Asthana, Roli
(2002)
The political economy of policy reform: Labour market regulation in India.
PhD thesis, London School of Economics and Political Science.
Abstract
The central questions posed by this thesis are: what are the effects of labour market regulations pertaining to job security in India, and why are these regulations so difficult to reform. The thesis finds that job security regulations have a negative effect on both efficiency and equity. They have a significantly negative impact on employment in all categories. They benefit a small minority of highly educated and high human capital workers, while excluding the large majority of the labour force from secure, protected work. They also have a negative impact on output, as they discourage investment. This is shown through a ranking of twenty four Indian states according to the strictness of job security regulations. Highly labour regulated states have lower levels of investment, leading to a negative impact on output, employment and real wage. In this way, these regulations harm both efficiency and equity. In saying this, this thesis supports the distortion view of job security regulations as held by the World Bank, and refutes the institutional view as held by the International Labour Office (ILO). The findings of this thesis show that the result of high levels job security regulations do not cause a necessary trade-off between efficiency and equity (sacrificing the former to get more of the latter), but that the result is a negative impact on both efficiency and equity. The thesis then asks why policies that reduce both efficiency and equity are so difficult to reform in a democracy like India.
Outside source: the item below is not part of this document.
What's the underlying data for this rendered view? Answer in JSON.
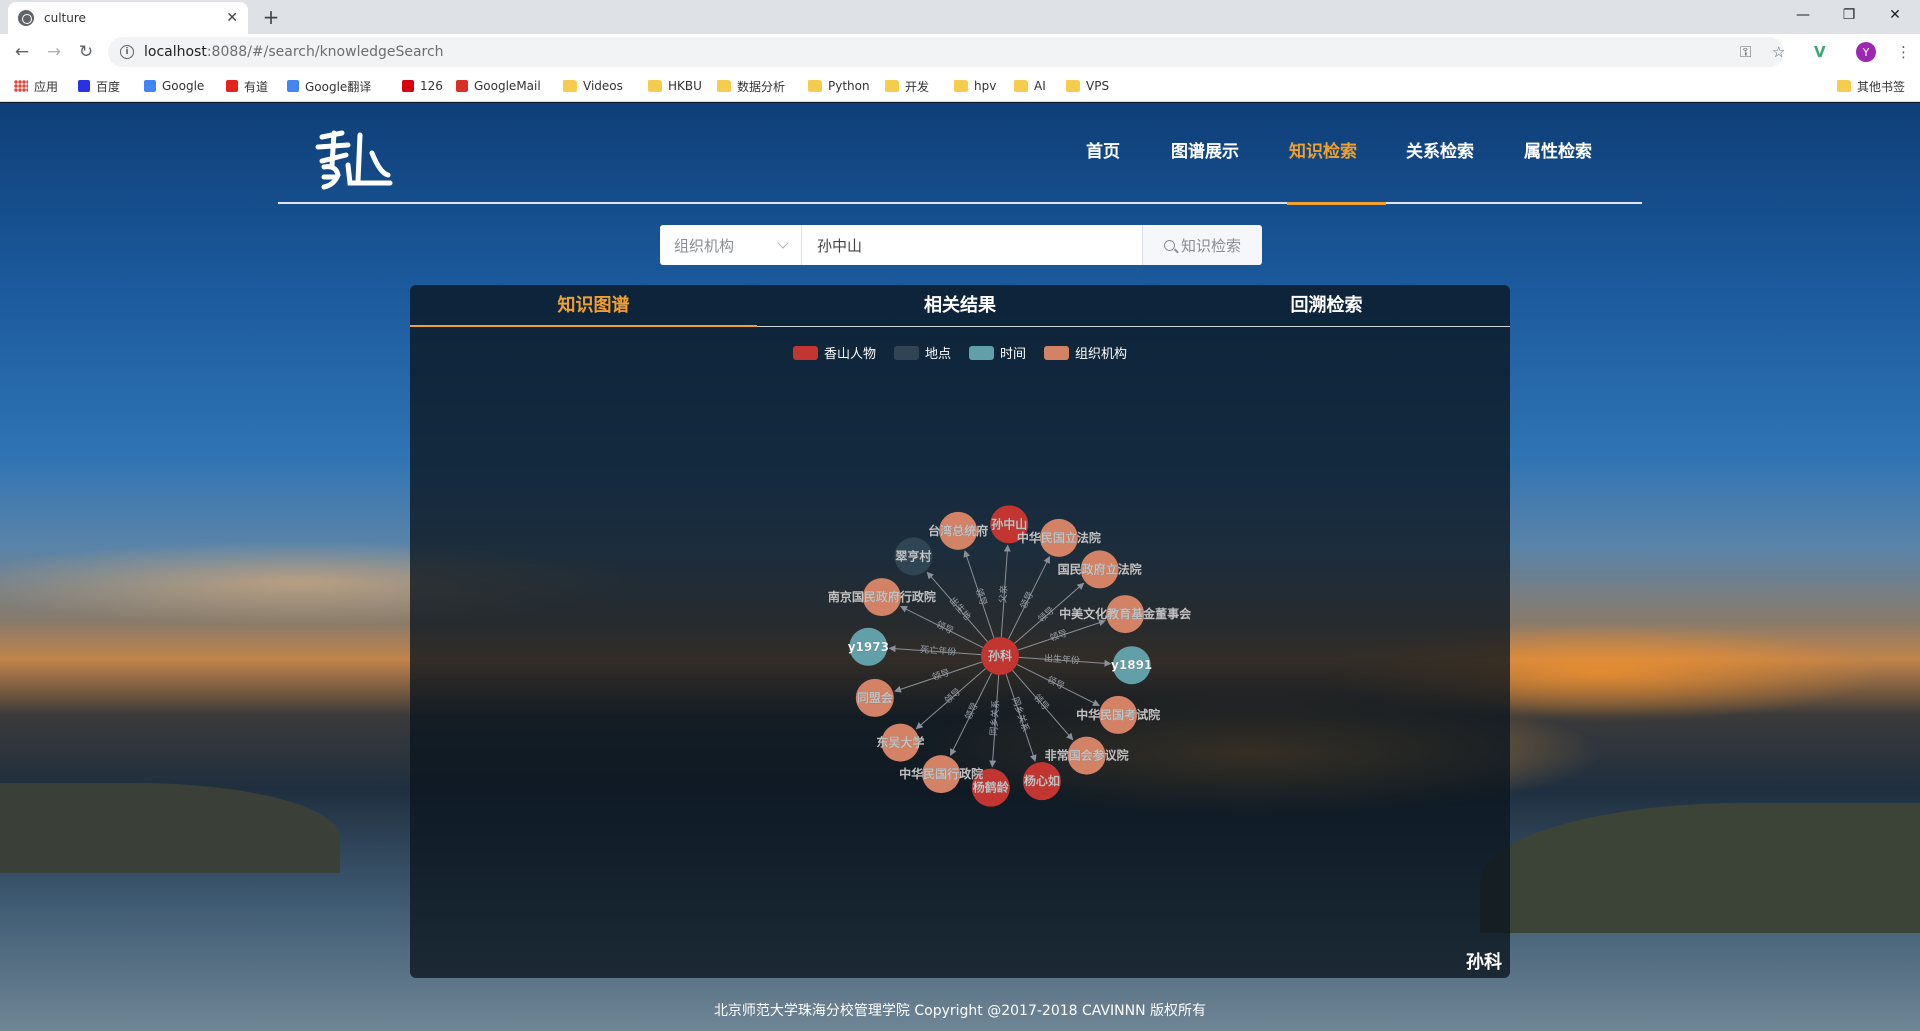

It explores this by doing an inter-state analysis of policy reform in ten Indian states, considering each state as a separate democracy. It finds conclusive evidence that political factors influence the capacity and motivation to carry out labour policy reform, and it analyse what factors these might be. We use a multi-pronged political economy approach in this thesis. We use extensive historical and institutional analysis, combined with fairly simple, but powerful, empirical analysis. Most of our empirical analysis relies largely on simple and straightforward ordinary least squares (OLS). We are encouraged by the fact that we use four different datasets, and all four give us the same significant result. This gives us confidence in the strength and robustness of our findings.